FROM THE PRESS: The PBOC is likely to roll over maturing MLFs with additional injections while keeping rates unchanged on Thursday, according to Securities Daily citing Wang Qing, the chief analyst with Golden Credit Rating. The added liquidity is to help commercial banks that have been forbidden to attract deposits through offering higher returns, Wang said. The PBOC will likely keep the MLF rate unchanged as the economy is already recovering, Wang said. CNY200 billion in MLF will mature on Friday, the Daily said.

China should tackle unemployment and create more jobs through direct aids to businesses and protecting vulnerable groups such as students, migrant workers and people in difficulties, the Economic Information Daily, run by the official Xinhua News Agency, said in a commentary. The number of new jobs added in the first 8 months of 2020 was down 20.6% y/y, and the unemployment rate in August ticked up 0.4% y/y, the Daily reported citing the National Bureau of Statistics. China will enforce policies such as fiscal and tax support and optimize the business environment to provide direct support to industries heavily impacted by the pandemic, the newspaper said. Skills training, entrepreneurial support, and employment aids should be used to further stabilize the labour market, the Daily said.

Chinese real estate developers recorded the highest sales for the year in September even as authorities tightened regulations and financing conditions, China Securities Journal said citing Zhang Dawei, chief analyst with Centalin Property.
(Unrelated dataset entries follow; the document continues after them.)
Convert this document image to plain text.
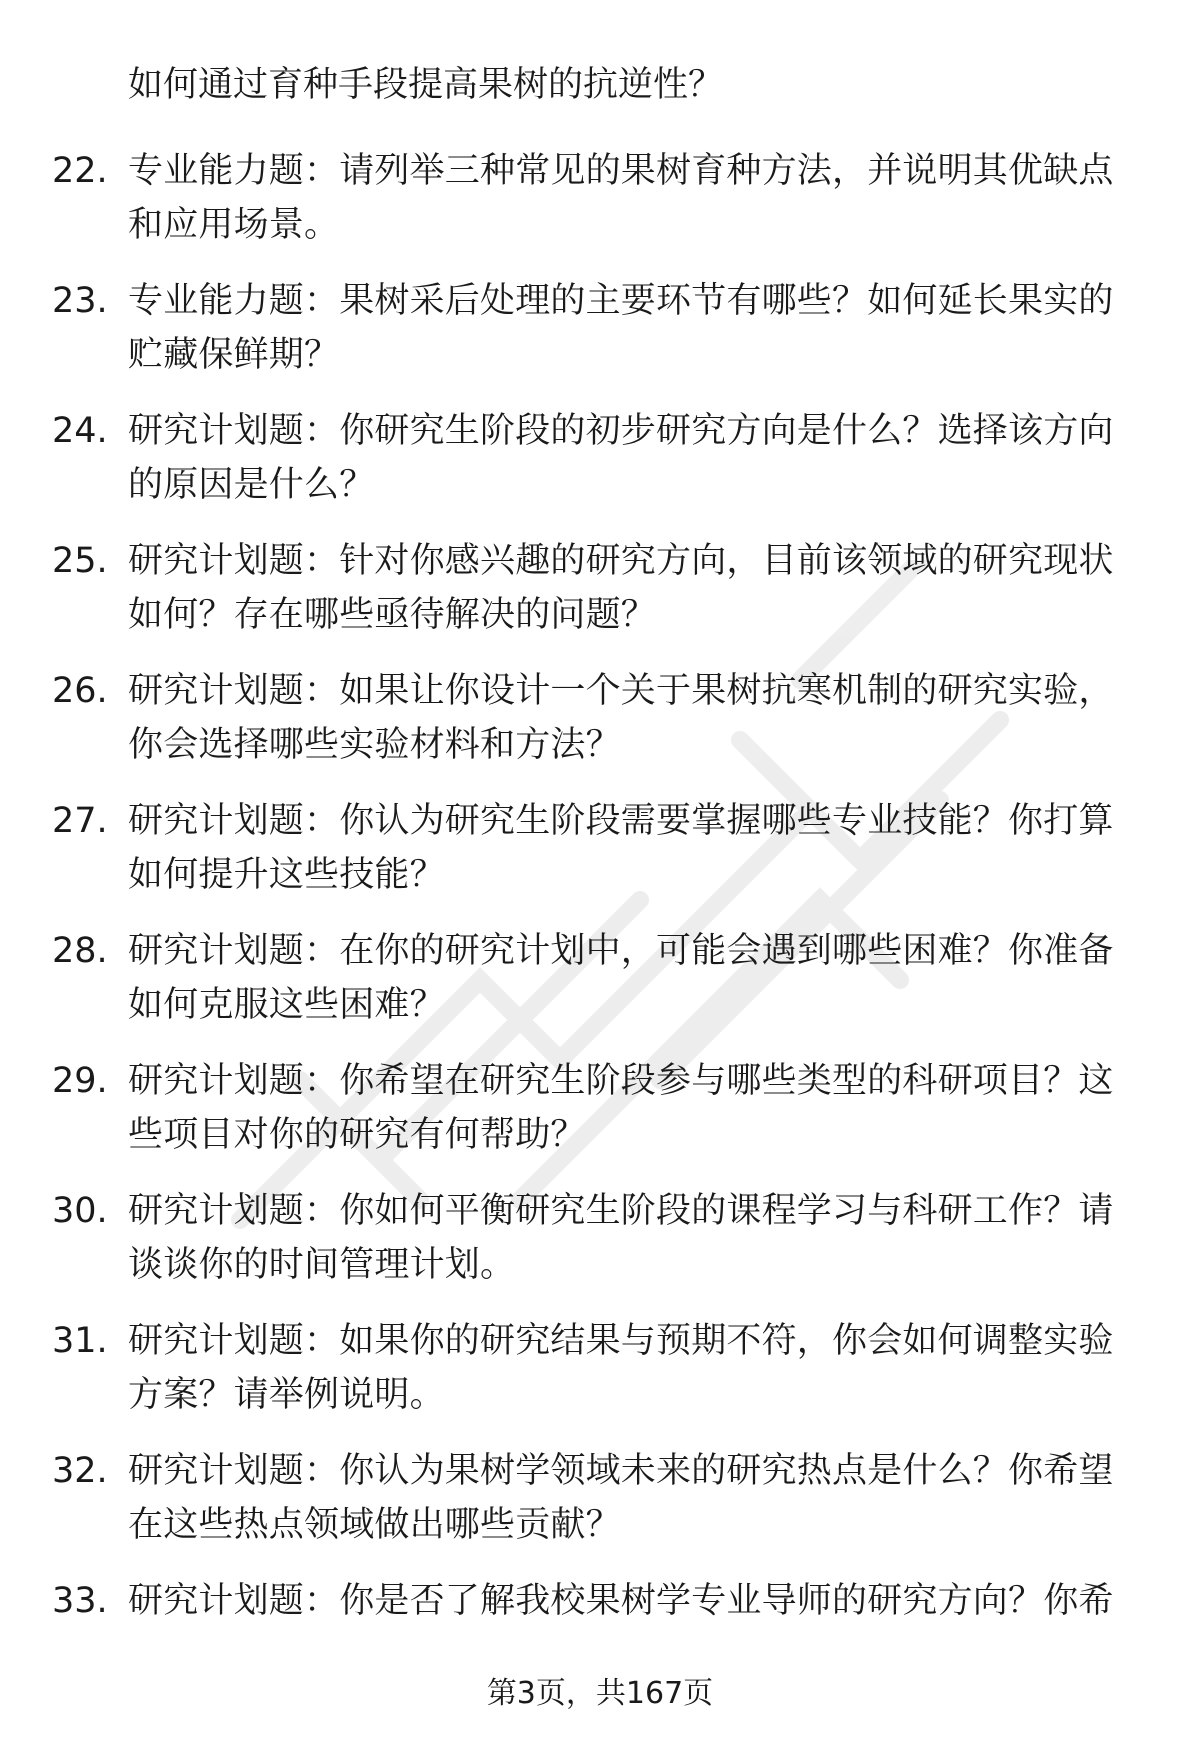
如何通过育种手段提高果树的抗逆性？
22. 专业能力题：请列举三种常见的果树育种方法，并说明其优缺点
和应用场景。
23. 专业能力题：果树采后处理的主要环节有哪些？如何延长果实的
贮藏保鲜期？
24. 研究计划题：你研究生阶段的初步研究方向是什么？选择该方向
的原因是什么？
25. 研究计划题：针对你感兴趣的研究方向，目前该领域的研究现状
如何？存在哪些亟待解决的问题？
26. 研究计划题：如果让你设计一个关于果树抗寒机制的研究实验，
你会选择哪些实验材料和方法？
27. 研究计划题：你认为研究生阶段需要掌握哪些专业技能？你打算
如何提升这些技能？
28. 研究计划题：在你的研究计划中，可能会遇到哪些困难？你准备
如何克服这些困难？
29. 研究计划题：你希望在研究生阶段参与哪些类型的科研项目？这
些项目对你的研究有何帮助？
30. 研究计划题：你如何平衡研究生阶段的课程学习与科研工作？请
谈谈你的时间管理计划。
31. 研究计划题：如果你的研究结果与预期不符，你会如何调整实验
方案？请举例说明。
32. 研究计划题：你认为果树学领域未来的研究热点是什么？你希望
在这些热点领域做出哪些贡献？
33. 研究计划题：你是否了解我校果树学专业导师的研究方向？你希
第3页，共167页
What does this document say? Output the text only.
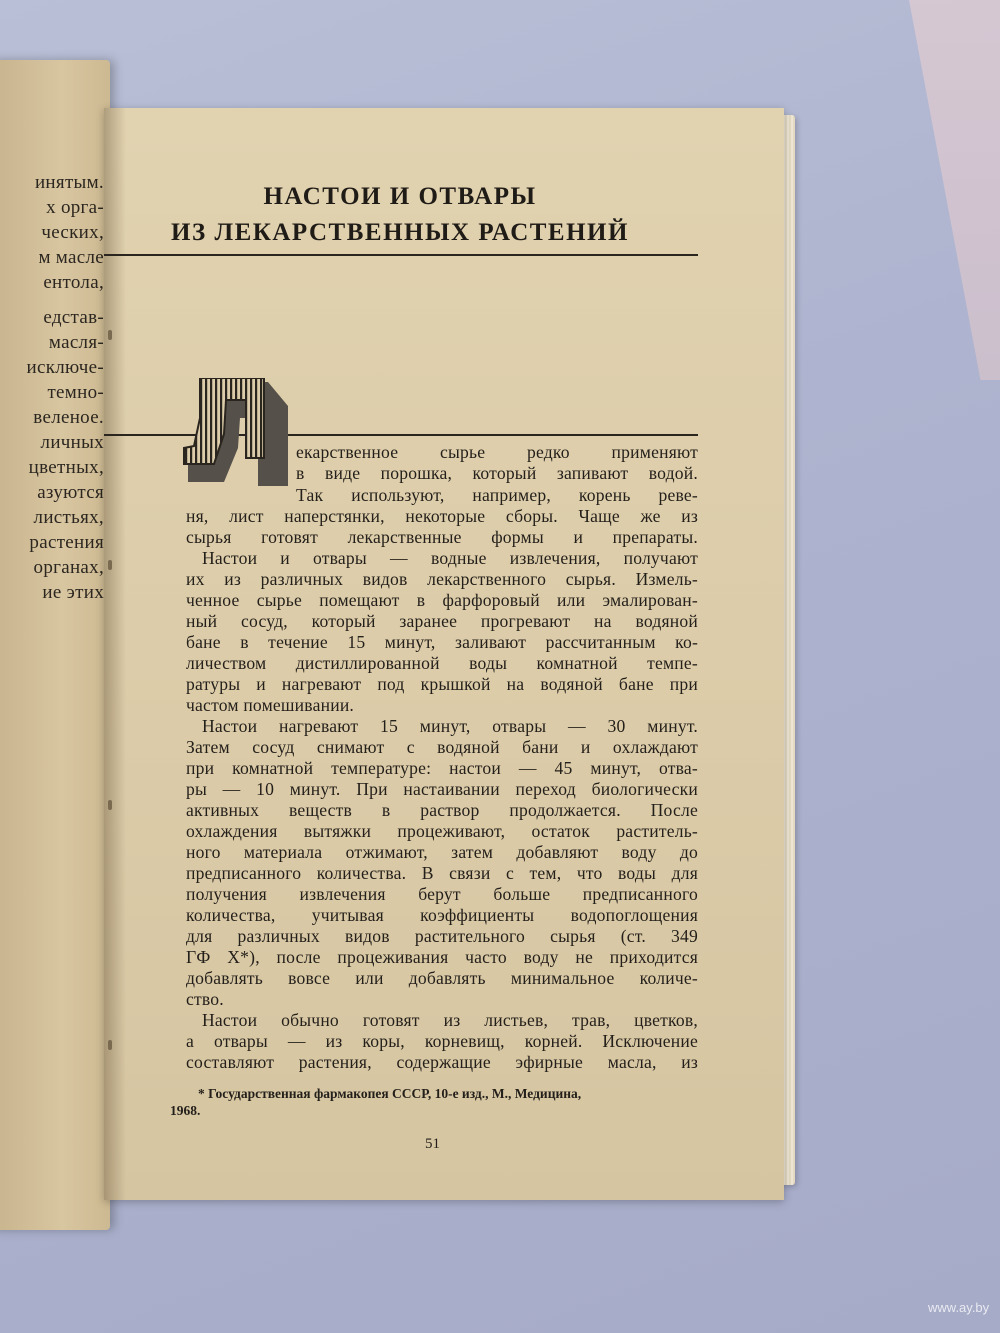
инятым.
х орга-
ческих,
м масле
ентола,
едстав-
масля-
исключе-
темно-
веленое.
личных
цветных,
азуются
листьях,
растения
органах,
ие этих
НАСТОИ И ОТВАРЫ
ИЗ ЛЕКАРСТВЕННЫХ РАСТЕНИЙ
Л
екарственное сырье редко применяют
в виде порошка, который запивают водой.
Так используют, например, корень реве-
ня, лист наперстянки, некоторые сборы. Чаще же из
сырья готовят лекарственные формы и препараты.
Настои и отвары — водные извлечения, получают
их из различных видов лекарственного сырья. Измель-
ченное сырье помещают в фарфоровый или эмалирован-
ный сосуд, который заранее прогревают на водяной
бане в течение 15 минут, заливают рассчитанным ко-
личеством дистиллированной воды комнатной темпе-
ратуры и нагревают под крышкой на водяной бане при
частом помешивании.
Настои нагревают 15 минут, отвары — 30 минут.
Затем сосуд снимают с водяной бани и охлаждают
при комнатной температуре: настои — 45 минут, отва-
ры — 10 минут. При настаивании переход биологически
активных веществ в раствор продолжается. После
охлаждения вытяжки процеживают, остаток раститель-
ного материала отжимают, затем добавляют воду до
предписанного количества. В связи с тем, что воды для
получения извлечения берут больше предписанного
количества, учитывая коэффициенты водопоглощения
для различных видов растительного сырья (ст. 349
ГФ X*), после процеживания часто воду не приходится
добавлять вовсе или добавлять минимальное количе-
ство.
Настои обычно готовят из листьев, трав, цветков,
а отвары — из коры, корневищ, корней. Исключение
составляют растения, содержащие эфирные масла, из
* Государственная фармакопея СССР, 10-е изд., М., Медицина,
1968.
51
www.ay.by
Home sales rose 19% y/y last month, a clear sign that the housing market has recovered from the pandemic, Zhang said. Home sales remained at a high level during the Oct. 1-8 holiday, as the number of units sold increased 14% for larger cities, the Journal reported citing data from unnamed institutions.

China's commercial and passenger vehicle sales are likely to increase in Q4 due to consumption policy measures, increasing investment, and new product releases, the 21st Business Herald reported on Wednesday citing the China Association of Automobile Manufacturers. The production and sales of automobiles rose for the sixth month at 14.1% and 12.8% y/y respectively in September, the newspaper said citing data from the CAAM. The consumption potential for low-end domestic products has not yet been realized due to unemployment and reduced incomes, the newspaper said citing the CAAM. The new-energy vehicle market showed a steady recovery through reaching 48% and 67.7% y/y growth in production and sales in September, following promotions by both the government and businesses.